Elihu David Stone was born in 1888 in Meretz (Merkinė; also sometimes called Meretch or Merecz) Lithuania. He came to Boston in 1906 and attended Roxbury High School while working as a teacher at a Hebrew religious school. For a time, he was also a reporter at the Boston Journal. After graduating from Boston University Law School, he opened his own law practice in 1915. He later served two terms in the Massachusetts House of Representatives and was Assistant U.S. District Attorney for Massachusetts from 1922 to 1934.
An outspoken Zionist, Stone backed a 1919 resolution in the House of Representatives urging American delegates to the Paris Peace Conference to support the establishment of a Jewish commonwealth. He was also responsible for the Massachusetts Legislature’s passage of the 1922 Palestine Resolution, which led to the U.S. Congress favoring the establishment of a national home for the Jewish people in Palestine. He was a founder and president of the New England Zionist Region, and was also involved with numerous Jewish organizations like the Zionist Organization of America and the Jewish National Fund. Stone was also active in the local Jewish community, serving as president of Congregation Mishkan Tefila.
In 1938, he was awarded a distinguished service award by the government of Lithuania.
The Boston Meretz Relief Association, founded by Lithuanian Jewish immigrants to the Boston area, was incorporated in 1893. Its members gathered to celebrate their history and heritage; they also provided humanitarian aid to Meretzers in need in Boston or Israel, where some Jewish residents of Meretz were able to escape after the Nazi destruction of their community during WWII. The Association’s operations were discontinued in 1993.

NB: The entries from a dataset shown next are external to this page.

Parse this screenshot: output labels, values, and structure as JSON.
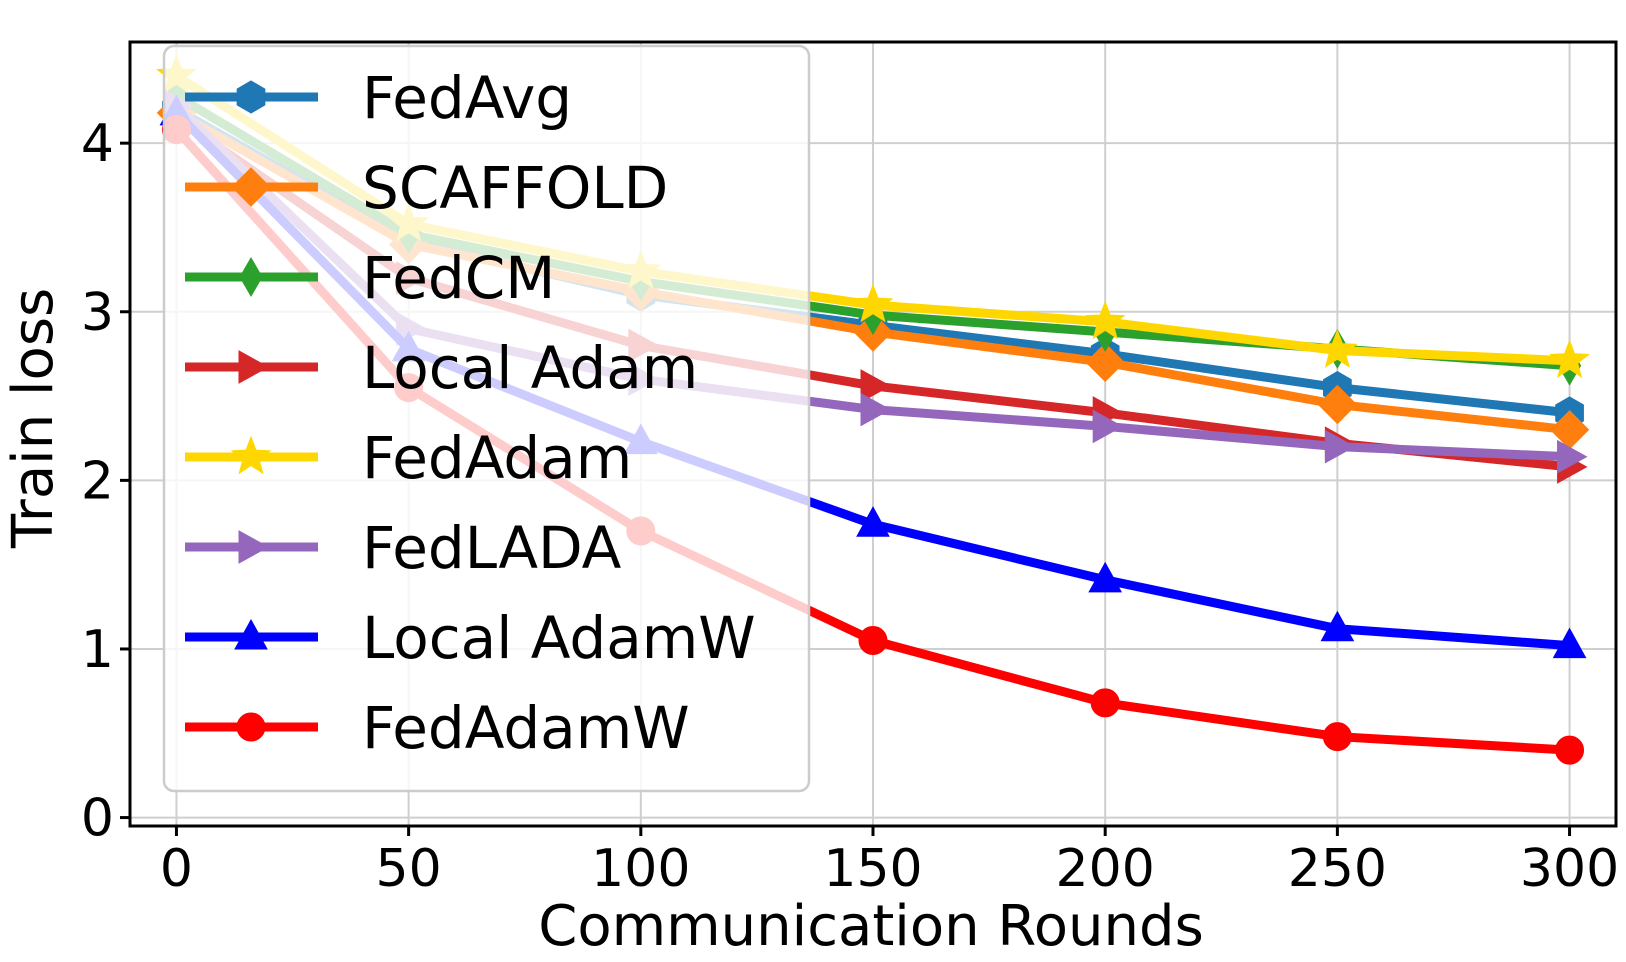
{
  "chart_data": {
    "type": "line",
    "title": "",
    "xlabel": "Communication Rounds",
    "ylabel": "Train loss",
    "xlim": [
      -10,
      310
    ],
    "ylim": [
      -0.05,
      4.6
    ],
    "x_ticks": [
      0,
      50,
      100,
      150,
      200,
      250,
      300
    ],
    "y_ticks": [
      0,
      1,
      2,
      3,
      4
    ],
    "grid": true,
    "legend_position": "top-left",
    "x": [
      0,
      50,
      100,
      150,
      200,
      250,
      300
    ],
    "series": [
      {
        "name": "FedAvg",
        "color": "#1f77b4",
        "marker": "hexagon",
        "values": [
          4.2,
          3.42,
          3.1,
          2.92,
          2.75,
          2.55,
          2.4
        ]
      },
      {
        "name": "SCAFFOLD",
        "color": "#ff7f0e",
        "marker": "diamond",
        "values": [
          4.18,
          3.4,
          3.12,
          2.88,
          2.7,
          2.45,
          2.3
        ]
      },
      {
        "name": "FedCM",
        "color": "#2ca02c",
        "marker": "thin-diamond",
        "values": [
          4.28,
          3.46,
          3.18,
          2.98,
          2.88,
          2.78,
          2.68
        ]
      },
      {
        "name": "Local Adam",
        "color": "#d62728",
        "marker": "triangle-right",
        "values": [
          4.15,
          3.2,
          2.8,
          2.56,
          2.4,
          2.22,
          2.08
        ]
      },
      {
        "name": "FedAdam",
        "color": "#ffd700",
        "marker": "star",
        "values": [
          4.4,
          3.52,
          3.24,
          3.04,
          2.94,
          2.77,
          2.71
        ]
      },
      {
        "name": "FedLADA",
        "color": "#9467bd",
        "marker": "triangle-right",
        "values": [
          4.22,
          2.9,
          2.6,
          2.42,
          2.32,
          2.2,
          2.14
        ]
      },
      {
        "name": "Local AdamW",
        "color": "#0000ff",
        "marker": "triangle-up",
        "values": [
          4.18,
          2.78,
          2.23,
          1.74,
          1.41,
          1.12,
          1.02
        ]
      },
      {
        "name": "FedAdamW",
        "color": "#ff0000",
        "marker": "circle",
        "values": [
          4.08,
          2.55,
          1.7,
          1.05,
          0.68,
          0.48,
          0.4
        ]
      }
    ]
  }
}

The Meretz Relief Association Collection includes organizational records, such as constitutions, meeting minutes, and financial reports. It also includes photographs, some of which depict Meretz and its inhabitants between the two World Wars.
The Elihu David Stone Collection consists of records related to Stone’s Zionist activism and political activity. Although the bulk of the collection has to do with his professional life (Stone’s speeches and correspondence have been preserved, as have autographed letters from Calvin Coolidge and Senator Henry Cabot Lodge) a small portion pertains to his family. Elihu David Stone married Esther Israel in 1917 and they had two sons, named Theodore Mordecai and Judah Meir. The papers, in English, German, Hebrew, and Yiddish, include some family photographs and personal letters.